FILE - Under a portrait of the late Hugo Chavez, Venezuela's President Nicolas Maduro, fourth from right, and Nicaragua's President Daniel Ortega, third from right, preside over 8th Petrocaribe Summit in Managua, Nicaragua, June 29, 2013.
Guatemala has withdrawn from the Venezuelan-led Petrocaribe oil alliance after the Central American nation failed to negotiate favorable rates for purchases and financing, a vice-presidential spokesperson said on Monday.

Guatemala joined the 18-member group in May, seeking an interest rate of below 2 percent on its deferred purchases of Venezuelan oil.

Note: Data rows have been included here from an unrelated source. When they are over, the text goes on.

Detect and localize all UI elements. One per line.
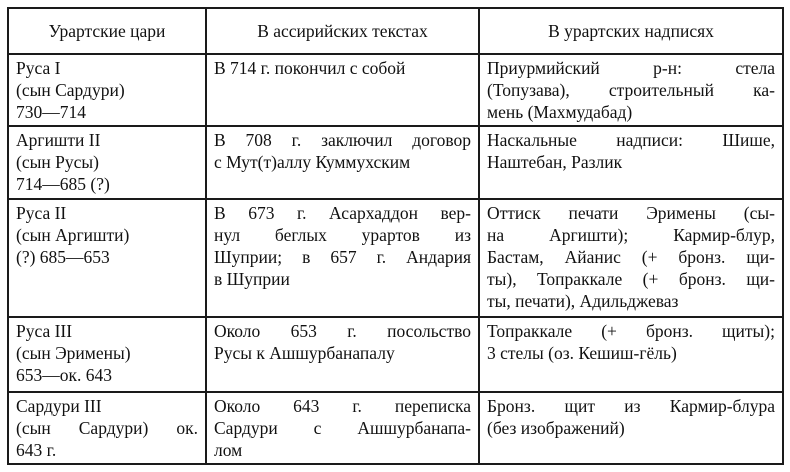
urartian-line: Топраккале (+ бронз. щиты); bbox=[487, 321, 775, 342]
king-parent: (сын Русы) bbox=[16, 152, 99, 173]
urartian-line: (без изображений) bbox=[487, 417, 625, 438]
assyrian-line: нул беглых урартов из bbox=[214, 224, 471, 245]
table-row bbox=[8, 54, 783, 126]
king-name: Аргишти II bbox=[16, 130, 101, 151]
assyrian-line: Шуприи; в 657 г. Андария bbox=[214, 246, 471, 267]
urartian-line: Бронз. щит из Кармир-блура bbox=[487, 395, 775, 416]
table-row bbox=[8, 392, 783, 464]
king-cell bbox=[8, 54, 206, 126]
table-row bbox=[8, 199, 783, 318]
king-name: Руса III bbox=[16, 321, 73, 342]
urartian-cell bbox=[479, 199, 783, 318]
assyrian-line: Около 653 г. посольство bbox=[214, 321, 471, 342]
king-name: Руса II bbox=[16, 202, 67, 223]
urartian-kings-table bbox=[7, 7, 784, 465]
urartian-line: Бастам, Айанис (+ бронз. щи- bbox=[487, 246, 775, 267]
table-row bbox=[8, 126, 783, 198]
king-dates: 714—685 (?) bbox=[16, 174, 110, 195]
urartian-line: мень (Махмудабад) bbox=[487, 102, 633, 122]
assyrian-line: Около 643 г. переписка bbox=[214, 395, 471, 416]
king-cell bbox=[8, 392, 206, 464]
assyrian-cell bbox=[206, 392, 479, 464]
king-cell bbox=[8, 199, 206, 318]
king-name: Руса I bbox=[16, 58, 61, 78]
urartian-line: Наскальные надписи: Шише, bbox=[487, 130, 775, 151]
urartian-line: (Топузава), строительный ка- bbox=[487, 80, 775, 100]
assyrian-line: в Шуприи bbox=[214, 268, 290, 289]
king-cell bbox=[8, 317, 206, 391]
urartian-line: Наштебан, Разлик bbox=[487, 152, 623, 173]
table-header-row bbox=[8, 8, 783, 54]
king-dates: 730—714 bbox=[16, 102, 86, 122]
assyrian-cell bbox=[206, 54, 479, 126]
urartian-cell bbox=[479, 317, 783, 391]
table-row bbox=[8, 317, 783, 391]
urartian-line: на Аргишти); Кармир-блур, bbox=[487, 224, 775, 245]
assyrian-line: В 708 г. заключил договор bbox=[214, 130, 471, 151]
king-parent: (сын Сардури) ок. bbox=[16, 417, 198, 438]
header-assyrian-texts: В ассирийских текстах bbox=[206, 8, 479, 54]
assyrian-line: Русы к Ашшурбанапалу bbox=[214, 343, 395, 364]
king-parent: (сын Эримены) bbox=[16, 343, 131, 364]
assyrian-line: Сардури с Ашшурбанапа- bbox=[214, 417, 471, 438]
king-dates: 643 г. bbox=[16, 439, 57, 460]
urartian-line: Приурмийский р-н: стела bbox=[487, 58, 775, 78]
king-dates: (?) 685—653 bbox=[16, 246, 110, 267]
king-parent: (сын Аргишти) bbox=[16, 224, 130, 245]
urartian-line: ты, печати), Адильджеваз bbox=[487, 290, 679, 311]
urartian-cell bbox=[479, 126, 783, 198]
assyrian-cell bbox=[206, 317, 479, 391]
urartian-cell bbox=[479, 54, 783, 126]
king-parent: (сын Сардури) bbox=[16, 80, 125, 100]
urartian-line: 3 стелы (оз. Кешиш-гёль) bbox=[487, 343, 677, 364]
assyrian-line: В 714 г. покончил с собой bbox=[214, 58, 406, 78]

“We did not get the benefits that the country hoped for,” spokeswoman Karen Cardona said.
Venezuela's late president, Hugo Chavez, founded Petrocaribe in 2005 as an alliance that allows its member states to buy oil from Venezuela at favorable rates and with easy payment plans.

Venezuela, suffering from cash flow constraints and product shortages, has apparently been trying to make changes to the Petrocaribe financing arrangements.

Venezuelan foreign minister Elias Jaua said in Mexico on Monday that “we are advancing toward a new phase with Petrocaribe from an energy alliance to a productive energy alliance,” without giving further details.

Venezuela has for months suffered from nagging product shortages, in part as a result of a lack of hard currency to import consumer goods.

Separately, Honduras, which rejoined the alliance in May, has been waiting since August for a fuel shipment from Venezuela that has been delayed due to “technical problems” in Venezuela's refineries, according to officials.